Sorry for the delay in responding and thanks for all your advice. This isn't about the academic element it's about application, B's are a great result but we think he'll feel the impact of the jump next year.
We had a really good weekend with DSS, DH chatted to him and he explained some challenges he is having with school. We all seemed to be on the same page....until he's gone back to school today and received a written warning for his behaviour. So we thought we'd got to the bottom of it, but clearly not! Not sure where next at this stage.

OP posts:
Catza · 23/04/2024 06:30

WerkWerkWork · 22/04/2024 22:24

Sorry for the delay in responding and thanks for all your advice. This isn't about the academic element it's about application, B's are a great result but we think he'll feel the impact of the jump next year.
We had a really good weekend with DSS, DH chatted to him and he explained some challenges he is having with school. We all seemed to be on the same page....until he's gone back to school today and received a written warning for his behaviour. So we thought we'd got to the bottom of it, but clearly not! Not sure where next at this stage.

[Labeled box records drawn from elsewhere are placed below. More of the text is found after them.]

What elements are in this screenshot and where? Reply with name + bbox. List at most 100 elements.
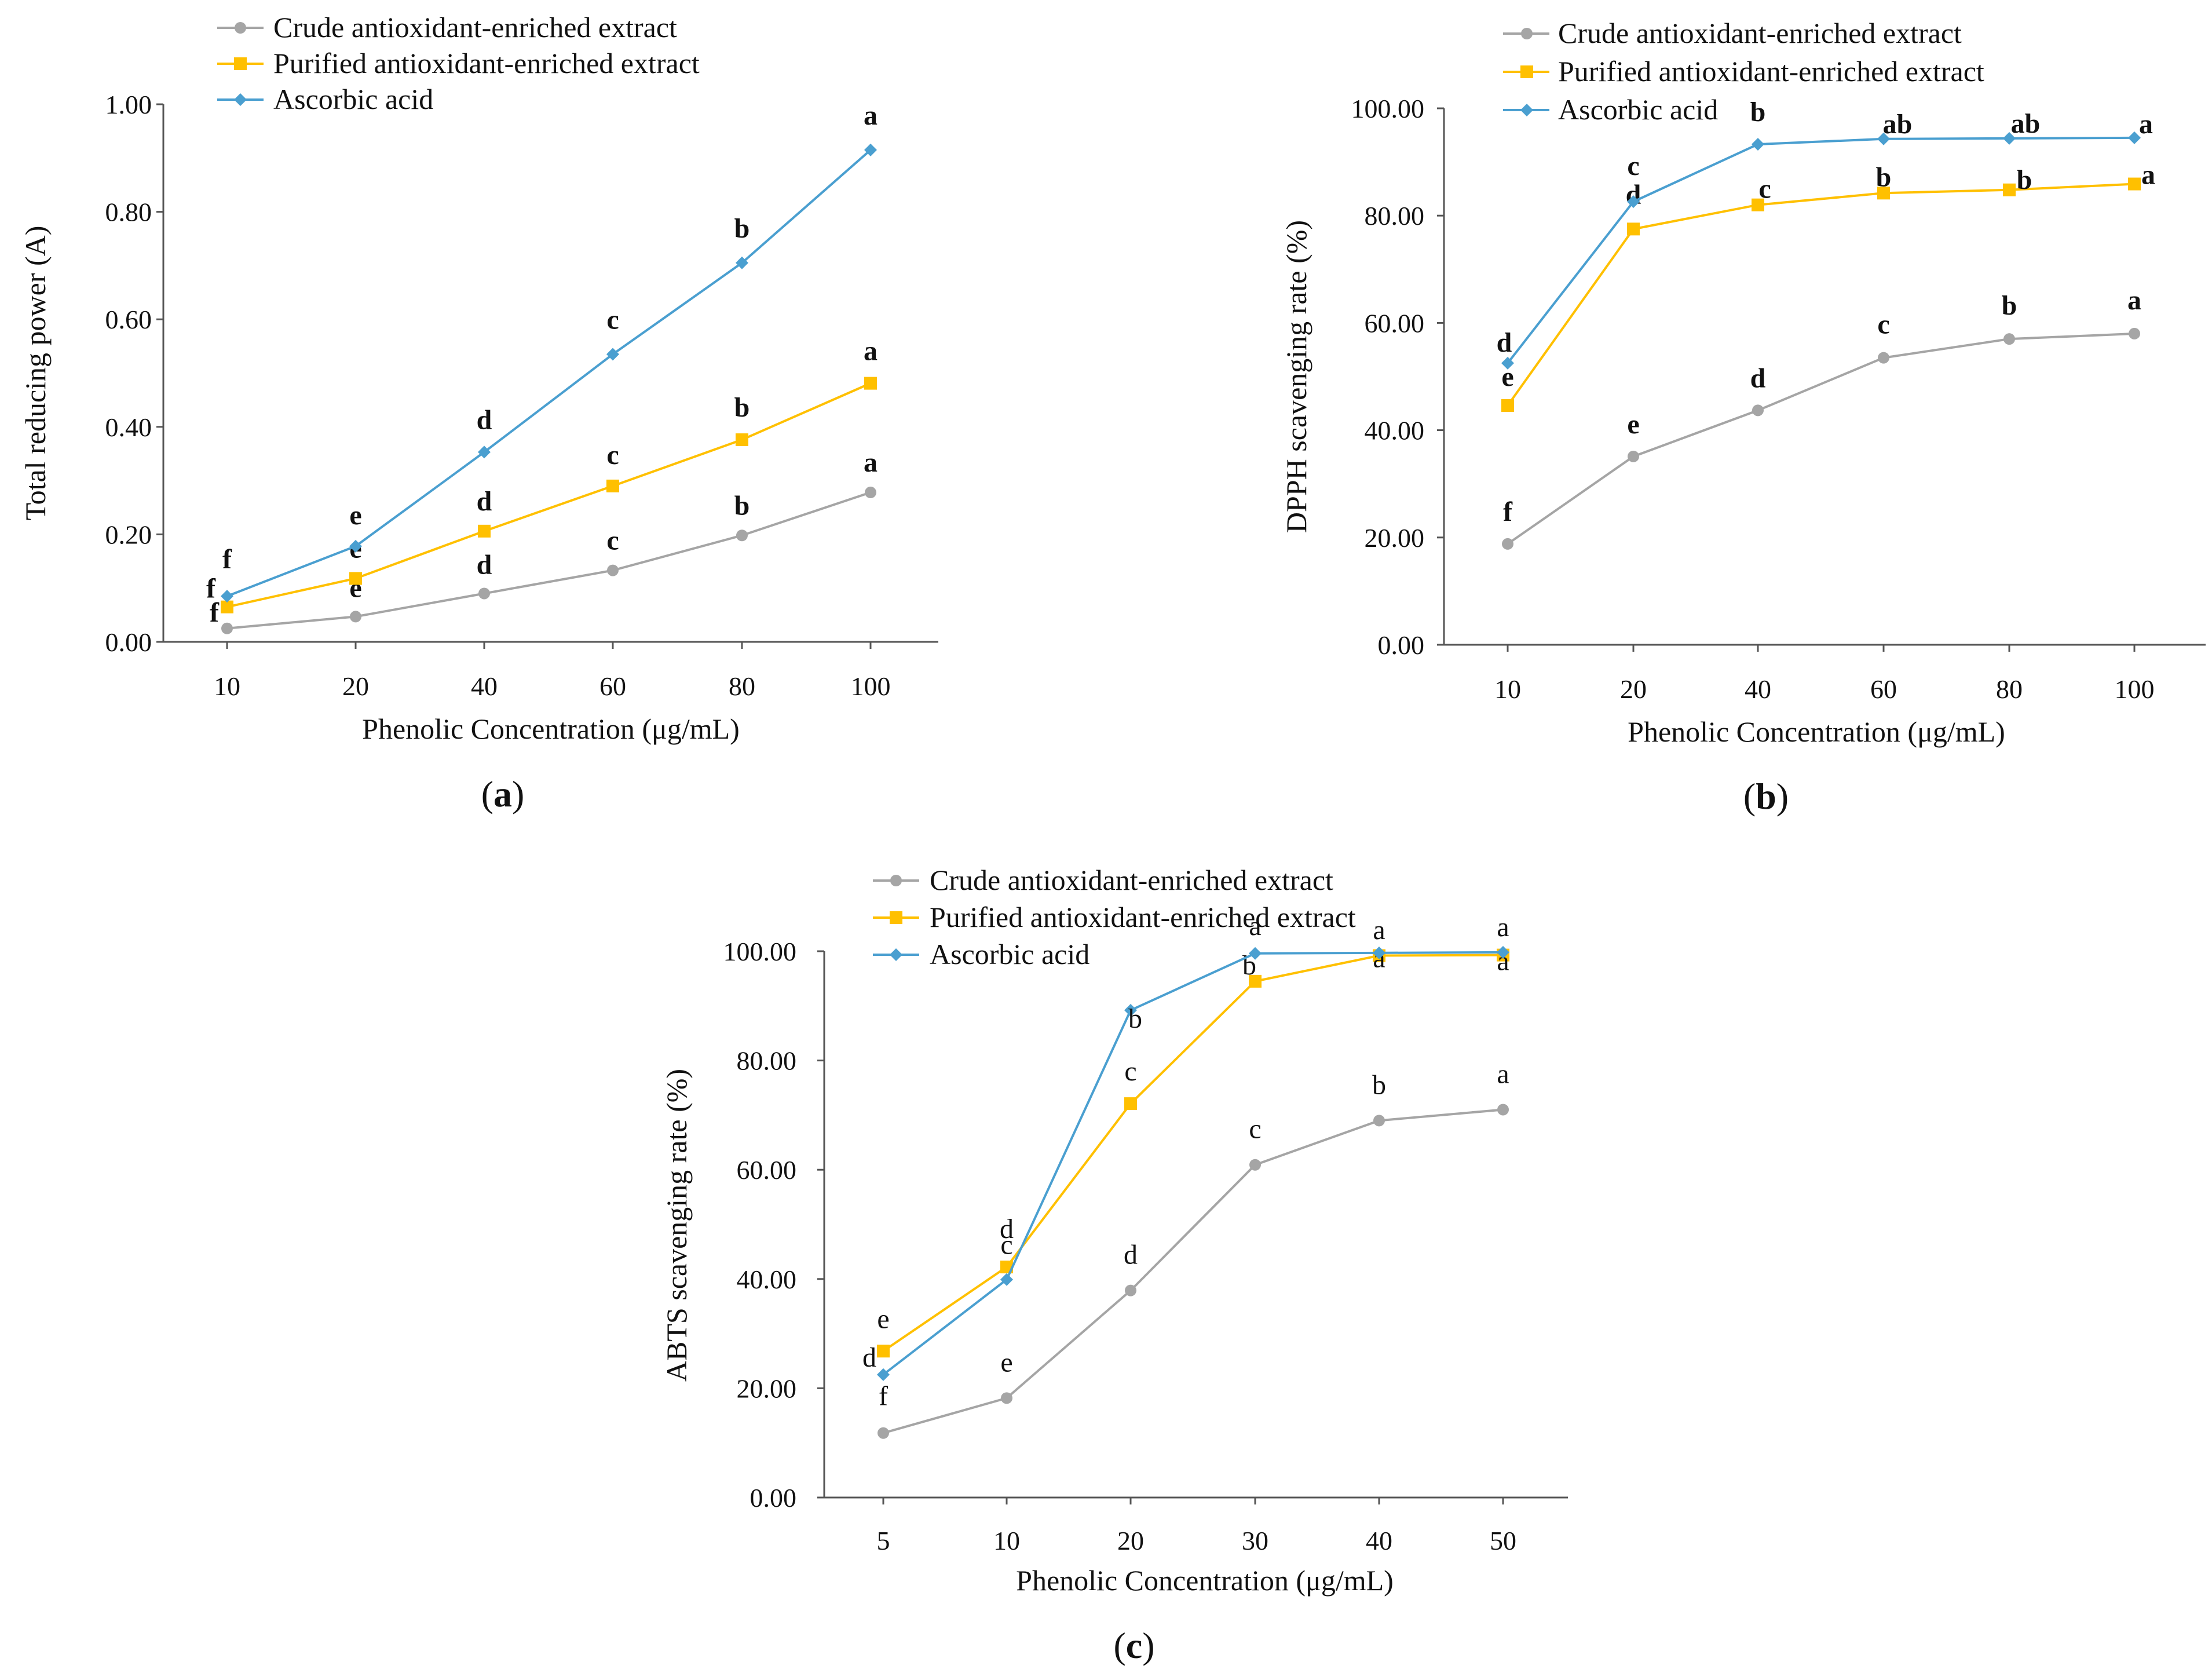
y-tick-label: 60.00 [737, 1155, 797, 1185]
data-point-ascorbic [1627, 195, 1640, 209]
legend-label-crude: Crude antioxidant-enriched extract [930, 864, 1333, 896]
series-line-crude [1507, 332, 2135, 545]
data-point-ascorbic [478, 445, 491, 459]
y-tick-label: 80.00 [737, 1046, 797, 1076]
data-point-ascorbic [1877, 132, 1890, 145]
legend-label-purified: Purified antioxidant-enriched extract [273, 47, 700, 79]
x-tick-label: 80 [1996, 674, 2023, 704]
series-line-crude [883, 1108, 1504, 1434]
legend-marker-ascorbic [890, 948, 902, 961]
chart-c: 0.00 20.00 40.00 60.00 80.00 100.00 5 10 20 30 40 5… [660, 864, 1568, 1666]
data-point-crude [478, 587, 490, 600]
y-tick-label: 1.00 [105, 90, 152, 119]
y-tick-label: 0.00 [105, 627, 152, 657]
legend-marker-ascorbic [1520, 104, 1533, 116]
significance-label-purified: b [1876, 162, 1892, 192]
significance-label-crude: f [1503, 496, 1513, 527]
data-point-crude [1497, 1104, 1509, 1116]
significance-label-crude: d [477, 549, 492, 580]
y-tick-label: 20.00 [737, 1374, 797, 1403]
x-tick-label: 40 [1745, 674, 1771, 704]
y-axis-label: ABTS scavenging rate (%) [660, 1069, 693, 1382]
data-point-crude [2129, 327, 2140, 339]
significance-label-crude: a [1497, 1058, 1509, 1089]
data-point-ascorbic [1373, 946, 1385, 959]
significance-label-crude: e [1627, 409, 1639, 440]
legend-marker-purified [1520, 65, 1533, 78]
data-point-purified [864, 377, 877, 390]
data-point-purified [1501, 399, 1514, 412]
x-tick-label: 30 [1242, 1526, 1268, 1555]
data-point-crude [350, 611, 361, 623]
chart-b: 0.00 20.00 40.00 60.00 80.00 100.00 10 20 40 60 80… [1280, 17, 2206, 817]
data-point-purified [2003, 183, 2016, 196]
chart-a: 0.00 0.20 0.40 0.60 0.80 1.00 10 20 40 60 80 100 Phe… [19, 11, 938, 815]
significance-label-purified: e [877, 1303, 889, 1334]
significance-label-ascorbic: e [349, 500, 361, 531]
y-tick-label: 0.00 [750, 1483, 797, 1513]
y-tick-label: 80.00 [1365, 201, 1425, 231]
significance-label-crude: c [606, 525, 619, 556]
significance-label-ascorbic: d [477, 404, 492, 435]
significance-label-crude: b [1372, 1069, 1386, 1100]
x-tick-label: 20 [342, 671, 369, 701]
data-point-purified [349, 572, 362, 585]
x-axis-label: Phenolic Concentration (μg/mL) [1016, 1564, 1394, 1597]
significance-label-crude: a [864, 447, 878, 478]
data-point-purified [221, 600, 233, 613]
legend-marker-ascorbic [234, 93, 247, 106]
significance-label-purified: d [477, 486, 492, 517]
significance-label-ascorbic: f [222, 544, 232, 575]
series-line-ascorbic [226, 149, 872, 597]
significance-label-ascorbic: d [1497, 327, 1512, 358]
significance-label-ascorbic: d [862, 1342, 876, 1373]
significance-label-crude: f [210, 597, 220, 628]
x-tick-label: 40 [1366, 1526, 1392, 1555]
legend-label-ascorbic: Ascorbic acid [273, 83, 433, 115]
x-tick-label: 10 [993, 1526, 1020, 1555]
legend-label-purified: Purified antioxidant-enriched extract [1558, 55, 1984, 87]
y-tick-label: 100.00 [1351, 94, 1425, 123]
significance-label-purified: b [734, 392, 750, 423]
legend-label-ascorbic: Ascorbic acid [1558, 93, 1718, 126]
y-tick-label: 40.00 [737, 1265, 797, 1294]
significance-label-ascorbic: a [1373, 915, 1385, 945]
data-point-ascorbic [221, 590, 233, 603]
y-tick-label: 0.80 [105, 198, 152, 227]
significance-label-purified: c [606, 440, 619, 470]
significance-label-purified: e [1501, 361, 1513, 392]
legend-marker-purified [890, 911, 902, 924]
data-point-crude [2003, 333, 2015, 345]
data-point-crude [607, 564, 619, 576]
significance-label-ascorbic: a [2139, 109, 2153, 140]
y-axis-label: Total reducing power (A) [19, 226, 52, 521]
data-point-purified [478, 524, 491, 538]
data-point-ascorbic [736, 256, 748, 269]
x-tick-label: 20 [1117, 1526, 1144, 1555]
legend-marker-purified [234, 57, 247, 70]
data-point-purified [1877, 187, 1890, 200]
data-point-purified [1124, 1097, 1137, 1111]
y-axis-label: DPPH scavenging rate (%) [1280, 220, 1312, 533]
significance-label-purified: b [2017, 165, 2032, 195]
data-point-purified [606, 479, 619, 492]
y-tick-label: 0.40 [105, 412, 152, 442]
data-point-ascorbic [1124, 1003, 1137, 1017]
significance-label-crude: b [734, 490, 750, 521]
data-point-crude [221, 622, 233, 634]
significance-label-ascorbic: b [734, 213, 750, 244]
y-tick-label: 0.20 [105, 520, 152, 549]
data-point-ascorbic [877, 1368, 890, 1381]
data-point-ascorbic [2003, 132, 2016, 145]
y-tick-label: 60.00 [1365, 308, 1425, 338]
significance-label-purified: c [1124, 1056, 1136, 1087]
data-point-purified [877, 1345, 890, 1358]
series-line-ascorbic [1507, 136, 2135, 364]
x-tick-label: 100 [2115, 674, 2155, 704]
x-tick-label: 10 [214, 671, 240, 701]
significance-label-crude: d [1124, 1240, 1138, 1270]
significance-label-ascorbic: ab [2011, 108, 2041, 139]
significance-label-purified: a [2141, 160, 2155, 191]
panel-label: (b) [1743, 776, 1789, 817]
significance-label-ascorbic: a [1497, 912, 1509, 943]
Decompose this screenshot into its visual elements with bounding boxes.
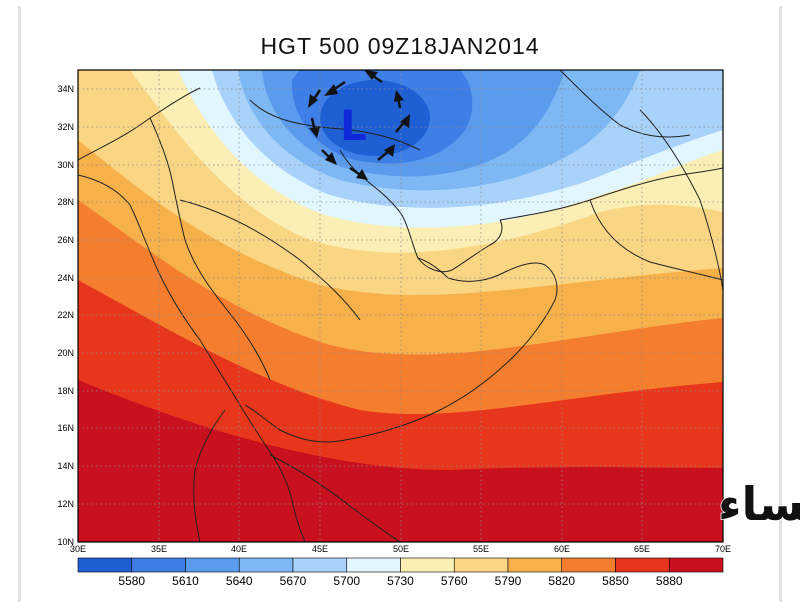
colorbar-swatch	[561, 557, 616, 573]
lat-label: 16N	[57, 423, 74, 433]
lat-label: 10N	[57, 537, 74, 547]
colorbar-swatch	[346, 557, 401, 573]
colorbar-swatch	[668, 557, 724, 573]
colorbar-swatch	[615, 557, 670, 573]
colorbar-swatch	[507, 557, 563, 573]
lat-label: 20N	[57, 348, 74, 358]
lon-label: 65E	[634, 544, 650, 554]
colorbar-swatch	[77, 557, 133, 573]
colorbar-label: 5640	[226, 574, 253, 588]
plot-frame	[77, 69, 724, 543]
coastlines	[78, 70, 723, 542]
lon-label: 55E	[473, 544, 489, 554]
lat-label: 24N	[57, 273, 74, 283]
colorbar-swatch	[292, 557, 348, 573]
lat-label: 12N	[57, 499, 74, 509]
lat-label: 32N	[57, 122, 74, 132]
lon-axis: 30E 35E 40E 45E 50E 55E 60E 65E 70E	[70, 544, 731, 554]
colorbar-label: 5730	[387, 574, 414, 588]
colorbar-label: 5580	[118, 574, 145, 588]
colorbar-swatch	[400, 557, 455, 573]
lon-label: 45E	[312, 544, 328, 554]
lat-label: 22N	[57, 310, 74, 320]
lon-label: 50E	[393, 544, 409, 554]
colorbar-label: 5820	[548, 574, 575, 588]
colorbar-label: 5700	[333, 574, 360, 588]
low-center-icon: L	[340, 101, 367, 150]
lat-label: 28N	[57, 197, 74, 207]
lon-label: 30E	[70, 544, 86, 554]
watermark: براري الاحساء	[718, 477, 800, 531]
lat-label: 26N	[57, 235, 74, 245]
colorbar-label: 5610	[172, 574, 199, 588]
colorbar-label: 5790	[495, 574, 522, 588]
colorbar-label: 5760	[441, 574, 468, 588]
lat-label: 18N	[57, 386, 74, 396]
height-shading	[78, 70, 723, 542]
colorbar-swatch	[185, 557, 240, 573]
color-legend: 5580 5610 5640 5670 5700 5730 5760 5790 5820 5850…	[77, 557, 724, 588]
lon-label: 60E	[554, 544, 570, 554]
lat-label: 14N	[57, 461, 74, 471]
wind-arrow-icon	[308, 70, 410, 180]
map-title: HGT 500 09Z18JAN2014	[260, 33, 540, 59]
lon-label: 40E	[231, 544, 247, 554]
colorbar-swatch	[131, 557, 186, 573]
lat-label: 30N	[57, 160, 74, 170]
colorbar-swatch	[453, 557, 509, 573]
colorbar-label: 5670	[280, 574, 307, 588]
colorbar-label: 5880	[656, 574, 683, 588]
colorbar-label: 5850	[602, 574, 629, 588]
lat-axis: 34N 32N 30N 28N 26N 24N 22N 20N 18N 16N …	[57, 84, 74, 547]
lon-label: 35E	[151, 544, 167, 554]
lon-label: 70E	[715, 544, 731, 554]
lat-label: 34N	[57, 84, 74, 94]
colorbar-swatch	[238, 557, 294, 573]
decorative-frame	[18, 6, 782, 602]
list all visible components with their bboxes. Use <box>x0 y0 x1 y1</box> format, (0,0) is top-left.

So you talked about his challenges at school and you think just because you had a conversation, these challenges are now null and void? What practical steps did you take to address the challenges he is having? What support was he given?

Unexpecteddrivinginstructor · 23/04/2024 07:23

Not too sure which educational system he is in or which stage he is at but could this be the school beginning to take steps to ease him out? The school might think it is better that he moves on now of his own volition rather than struggling on and affecting their grades. Where I am in England 16 could be the lead up to GCSEs and the school not being keen on keeping him for A levels.

I would perhaps start having discussions with him about whether that school is the right place for him, partly because it might focus him into deciding he does want to stay and hence work and partly because it might not be the best place for him to be for the next couple of years and it is better to move sooner rather than later.